The King has no aftertouch, though, which is unforgivable for a synth that price. The same happened with the Radias KB....

However it does have the XY joystick, although normally I'd use these for Pitch and Mod duties while using aftertouch (and ribbon) for further expression. I come from the Korg Trinity days with XY joystick, XZ ribbon, two switches, velocity AND aftertouch!

The 6-in, 6-out modulation matrix sounds the same as the Radias, which pales in comparison to something like the Virus, or even the Z1. The King's two LFOs and two EGs are measly. The Radias has two LFOs and three EGs. The Oasys/Kronos has four LFOs and four EGs. Even in 1995, harking from the Z1 days, we had four LFOs, five EGs, and routings galore!

Rich Formidoni (Korg product manager and demo guy) stated the King has no MIDI zipper artefects on the knobs (when turning them slowly), obviously some sort of smoothing interpolation, like the Virus has always had, which is fantastic. The Radias doesn't have this.

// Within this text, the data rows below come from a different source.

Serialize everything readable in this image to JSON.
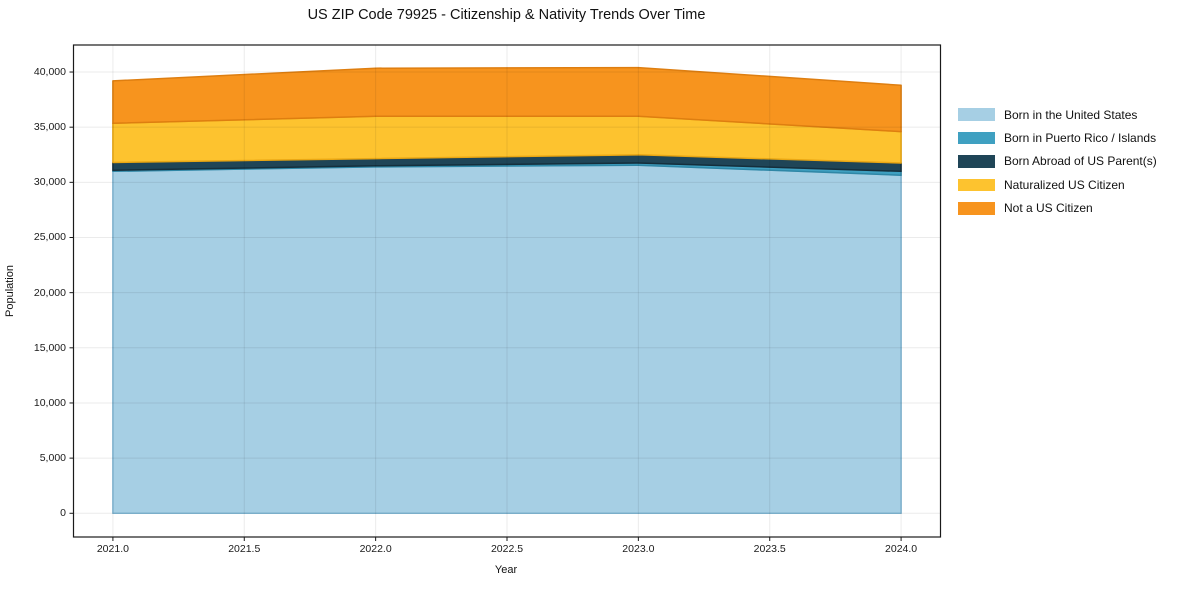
{
  "window": {
    "background": "#ffffff"
  },
  "chart_data": {
    "type": "area",
    "stacked": true,
    "title": "US ZIP Code 79925 - Citizenship & Nativity Trends Over Time",
    "xlabel": "Year",
    "ylabel": "Population",
    "x": [
      2021,
      2022,
      2023,
      2024
    ],
    "series": [
      {
        "name": "Born in the United States",
        "color": "#a6cfe4",
        "edge_color": "#83b9d6",
        "values": [
          31000,
          31400,
          31550,
          30650
        ]
      },
      {
        "name": "Born in Puerto Rico / Islands",
        "color": "#3fa0c1",
        "edge_color": "#2f87a6",
        "values": [
          100,
          100,
          200,
          350
        ]
      },
      {
        "name": "Born Abroad of US Parent(s)",
        "color": "#1f4557",
        "edge_color": "#152f3c",
        "values": [
          700,
          650,
          750,
          750
        ]
      },
      {
        "name": "Naturalized US Citizen",
        "color": "#fdc32f",
        "edge_color": "#eaa713",
        "values": [
          3550,
          3850,
          3500,
          2850
        ]
      },
      {
        "name": "Not a US Citizen",
        "color": "#f7941e",
        "edge_color": "#de7e10",
        "values": [
          3850,
          4350,
          4400,
          4200
        ]
      }
    ],
    "x_ticks": [
      {
        "v": 2021.0,
        "label": "2021.0"
      },
      {
        "v": 2021.5,
        "label": "2021.5"
      },
      {
        "v": 2022.0,
        "label": "2022.0"
      },
      {
        "v": 2022.5,
        "label": "2022.5"
      },
      {
        "v": 2023.0,
        "label": "2023.0"
      },
      {
        "v": 2023.5,
        "label": "2023.5"
      },
      {
        "v": 2024.0,
        "label": "2024.0"
      }
    ],
    "y_ticks": [
      {
        "v": 0,
        "label": "0"
      },
      {
        "v": 5000,
        "label": "5,000"
      },
      {
        "v": 10000,
        "label": "10,000"
      },
      {
        "v": 15000,
        "label": "15,000"
      },
      {
        "v": 20000,
        "label": "20,000"
      },
      {
        "v": 25000,
        "label": "25,000"
      },
      {
        "v": 30000,
        "label": "30,000"
      },
      {
        "v": 35000,
        "label": "35,000"
      },
      {
        "v": 40000,
        "label": "40,000"
      }
    ],
    "xlim": [
      2020.85,
      2024.15
    ],
    "ylim": [
      -2150,
      42450
    ],
    "grid": true,
    "legend_position": "right",
    "grid_color": "rgba(0,0,0,0.08)",
    "spine_color": "#1a1a1a"
  }
}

Where the Radias triumphs is the the mod-sequencing & drum elements - obviously the King lacks all that, but it's not trying to be the Radias, it's aimed at a different type of use.

Admittedly, though, the whole front panel on the King appears a bit of an elementary doofus. Osc, Filter, Amp should've been on the left, and the effects controls on the right. As it is, your left arm will be crossing over your right hand all the while when you reach for the filter and oscillator knobs.